State tax compliance is a separate layer of analysis from federal tax, and the rules differ considerably depending on which state your LLC is registered in and where your customers are located.
This is one of the most important things to understand: even if your foreign-owned LLC owes zero US income tax, it still has annual filing obligations with the IRS.
A foreign-owned single-member LLC must file Form 5472 along with a pro forma Form 1120 every year. This requirement exists regardless of whether the LLC had any income, expenses, or activity during the year. The penalty for missing this filing is $25,000 per year, per form.
Forming the LLC creates a reportable transaction. Even in the year of formation, before any business is conducted, you likely need to file.
Many first-time foreign LLC owners are caught off guard by this. They assume that a tax-free business means no IRS interaction. The reporting obligation is separate from the tax obligation, and treating them as the same thing is one of the most common and expensive mistakes we see.

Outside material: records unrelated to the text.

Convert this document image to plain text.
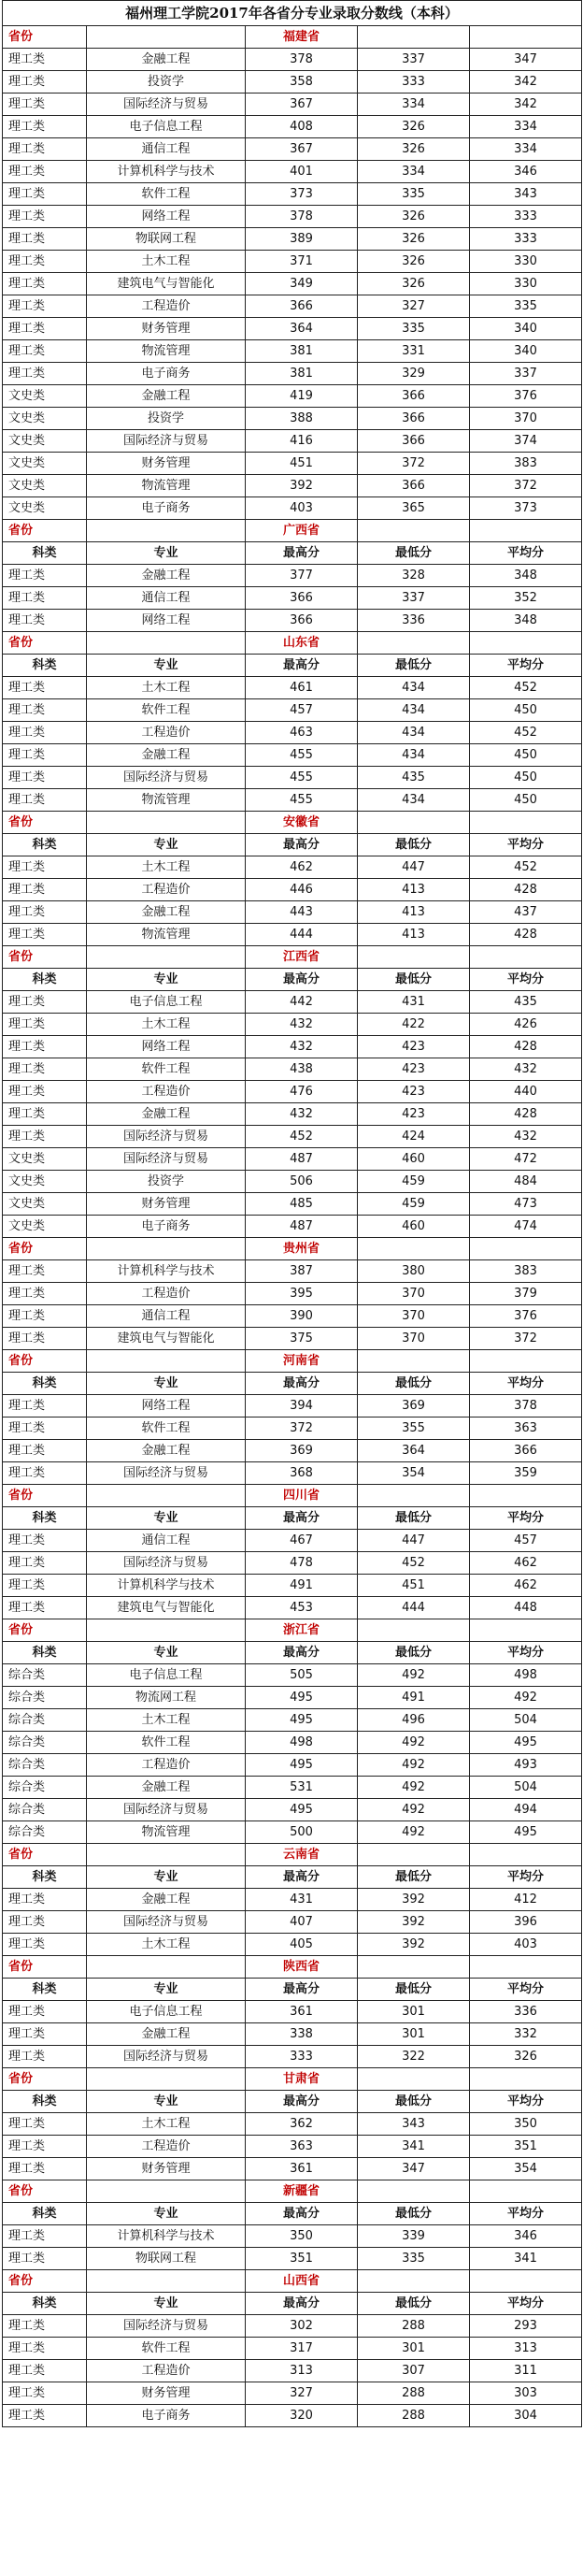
福州理工学院2017年各省分专业录取分数线（本科）				
省份		福建省		
理工类	金融工程	378	337	347
理工类	投资学	358	333	342
理工类	国际经济与贸易	367	334	342
理工类	电子信息工程	408	326	334
理工类	通信工程	367	326	334
理工类	计算机科学与技术	401	334	346
理工类	软件工程	373	335	343
理工类	网络工程	378	326	333
理工类	物联网工程	389	326	333
理工类	土木工程	371	326	330
理工类	建筑电气与智能化	349	326	330
理工类	工程造价	366	327	335
理工类	财务管理	364	335	340
理工类	物流管理	381	331	340
理工类	电子商务	381	329	337
文史类	金融工程	419	366	376
文史类	投资学	388	366	370
文史类	国际经济与贸易	416	366	374
文史类	财务管理	451	372	383
文史类	物流管理	392	366	372
文史类	电子商务	403	365	373
省份		广西省		
科类	专业	最高分	最低分	平均分
理工类	金融工程	377	328	348
理工类	通信工程	366	337	352
理工类	网络工程	366	336	348
省份		山东省		
科类	专业	最高分	最低分	平均分
理工类	土木工程	461	434	452
理工类	软件工程	457	434	450
理工类	工程造价	463	434	452
理工类	金融工程	455	434	450
理工类	国际经济与贸易	455	435	450
理工类	物流管理	455	434	450
省份		安徽省		
科类	专业	最高分	最低分	平均分
理工类	土木工程	462	447	452
理工类	工程造价	446	413	428
理工类	金融工程	443	413	437
理工类	物流管理	444	413	428
省份		江西省		
科类	专业	最高分	最低分	平均分
理工类	电子信息工程	442	431	435
理工类	土木工程	432	422	426
理工类	网络工程	432	423	428
理工类	软件工程	438	423	432
理工类	工程造价	476	423	440
理工类	金融工程	432	423	428
理工类	国际经济与贸易	452	424	432
文史类	国际经济与贸易	487	460	472
文史类	投资学	506	459	484
文史类	财务管理	485	459	473
文史类	电子商务	487	460	474
省份		贵州省		
理工类	计算机科学与技术	387	380	383
理工类	工程造价	395	370	379
理工类	通信工程	390	370	376
理工类	建筑电气与智能化	375	370	372
省份		河南省		
科类	专业	最高分	最低分	平均分
理工类	网络工程	394	369	378
理工类	软件工程	372	355	363
理工类	金融工程	369	364	366
理工类	国际经济与贸易	368	354	359
省份		四川省		
科类	专业	最高分	最低分	平均分
理工类	通信工程	467	447	457
理工类	国际经济与贸易	478	452	462
理工类	计算机科学与技术	491	451	462
理工类	建筑电气与智能化	453	444	448
省份		浙江省		
科类	专业	最高分	最低分	平均分
综合类	电子信息工程	505	492	498
综合类	物流网工程	495	491	492
综合类	土木工程	495	496	504
综合类	软件工程	498	492	495
综合类	工程造价	495	492	493
综合类	金融工程	531	492	504
综合类	国际经济与贸易	495	492	494
综合类	物流管理	500	492	495
省份		云南省		
科类	专业	最高分	最低分	平均分
理工类	金融工程	431	392	412
理工类	国际经济与贸易	407	392	396
理工类	土木工程	405	392	403
省份		陕西省		
科类	专业	最高分	最低分	平均分
理工类	电子信息工程	361	301	336
理工类	金融工程	338	301	332
理工类	国际经济与贸易	333	322	326
省份		甘肃省		
科类	专业	最高分	最低分	平均分
理工类	土木工程	362	343	350
理工类	工程造价	363	341	351
理工类	财务管理	361	347	354
省份		新疆省		
科类	专业	最高分	最低分	平均分
理工类	计算机科学与技术	350	339	346
理工类	物联网工程	351	335	341
省份		山西省		
科类	专业	最高分	最低分	平均分
理工类	国际经济与贸易	302	288	293
理工类	软件工程	317	301	313
理工类	工程造价	313	307	311
理工类	财务管理	327	288	303
理工类	电子商务	320	288	304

It is also possible to elect to have your LLC taxed as a C corporation by filing Form 8832 with the IRS. Depending on your business model and overall tax situation, this can sometimes be advantageous. The analysis involves US corporate tax rates, dividend withholding, treaty benefits, and your home country’s treatment of the income.
This is not the right choice for every business, and the decision should be made with input from an advisor who understands both your home country’s tax rules and the US side.